What is happy? he had asked, making out that he did not know what happiness might be. But he knew all right. At one time, he had been happy, exalted, overawed—on that day, when on summons, he had come to that great galactic headquarters, joining the elite company that was legend through those parts of the star system touched by the great confederation.

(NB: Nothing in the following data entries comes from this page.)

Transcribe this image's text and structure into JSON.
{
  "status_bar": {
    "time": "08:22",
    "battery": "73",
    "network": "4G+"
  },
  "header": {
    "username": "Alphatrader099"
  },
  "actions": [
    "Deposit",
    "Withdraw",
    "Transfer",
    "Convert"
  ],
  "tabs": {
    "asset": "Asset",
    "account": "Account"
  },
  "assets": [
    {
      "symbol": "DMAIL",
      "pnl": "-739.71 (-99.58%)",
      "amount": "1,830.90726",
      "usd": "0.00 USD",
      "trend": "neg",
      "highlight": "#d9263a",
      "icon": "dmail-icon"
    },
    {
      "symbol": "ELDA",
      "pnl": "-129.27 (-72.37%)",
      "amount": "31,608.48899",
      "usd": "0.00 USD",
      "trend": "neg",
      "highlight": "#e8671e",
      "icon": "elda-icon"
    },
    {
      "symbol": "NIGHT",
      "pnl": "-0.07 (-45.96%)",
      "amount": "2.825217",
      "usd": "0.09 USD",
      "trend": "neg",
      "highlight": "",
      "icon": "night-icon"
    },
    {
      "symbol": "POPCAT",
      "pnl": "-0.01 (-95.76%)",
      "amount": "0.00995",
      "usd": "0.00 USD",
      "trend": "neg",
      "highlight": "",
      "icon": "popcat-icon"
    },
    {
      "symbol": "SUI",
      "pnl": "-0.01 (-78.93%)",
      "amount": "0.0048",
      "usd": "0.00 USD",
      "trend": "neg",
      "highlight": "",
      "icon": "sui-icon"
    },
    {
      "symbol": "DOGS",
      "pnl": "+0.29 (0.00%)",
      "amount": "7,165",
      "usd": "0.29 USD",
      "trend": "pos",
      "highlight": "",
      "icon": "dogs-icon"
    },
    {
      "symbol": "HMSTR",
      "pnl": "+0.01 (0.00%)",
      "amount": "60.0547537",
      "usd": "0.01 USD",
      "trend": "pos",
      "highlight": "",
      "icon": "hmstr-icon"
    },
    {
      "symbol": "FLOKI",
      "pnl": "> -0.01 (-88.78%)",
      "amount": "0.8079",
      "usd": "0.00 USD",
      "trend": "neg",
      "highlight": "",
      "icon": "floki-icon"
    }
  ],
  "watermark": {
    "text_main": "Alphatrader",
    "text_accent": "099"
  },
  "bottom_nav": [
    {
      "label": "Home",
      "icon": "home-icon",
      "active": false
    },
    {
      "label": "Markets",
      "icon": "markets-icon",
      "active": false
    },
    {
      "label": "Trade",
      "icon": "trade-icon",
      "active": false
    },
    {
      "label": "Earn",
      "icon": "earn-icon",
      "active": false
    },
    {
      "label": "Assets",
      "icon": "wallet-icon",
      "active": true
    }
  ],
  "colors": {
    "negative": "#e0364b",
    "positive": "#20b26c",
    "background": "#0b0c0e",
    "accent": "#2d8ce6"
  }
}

Unquestionably, not asking how it could be so, I moved with him through that fantastic city, fresh from a backwoods planet, agape at all I saw, filled with wonderment not only at what I saw, but at the fact I should be there at all. And I went with him to other planets as well, catching only glimpses of them, burrowing briefly into the kinds of places they had been in ages past. I stood before glories that put a pang into my heart, glimpsed miseries that engulfed my soul in sadness, worried over mysteries as a dog would worry an ancient bone, grasped frantically at sciences and cultures that were beyond my capacity to understand.
Then, quite suddenly, it was all gone, and I was back in the crab-apple patch, face to face with Catface. My mind still seethed with wonder and I had lost all track of time.
“Hiram?” I asked. “Did Hiram …”
“No,” said Catface. “Hiram could not understand.”
And that was right, of course. Hiram could not have understood. He had complained, I remembered, that Catface had said many things he could not understand.
“No one else,” said Catface. “No one else but you.”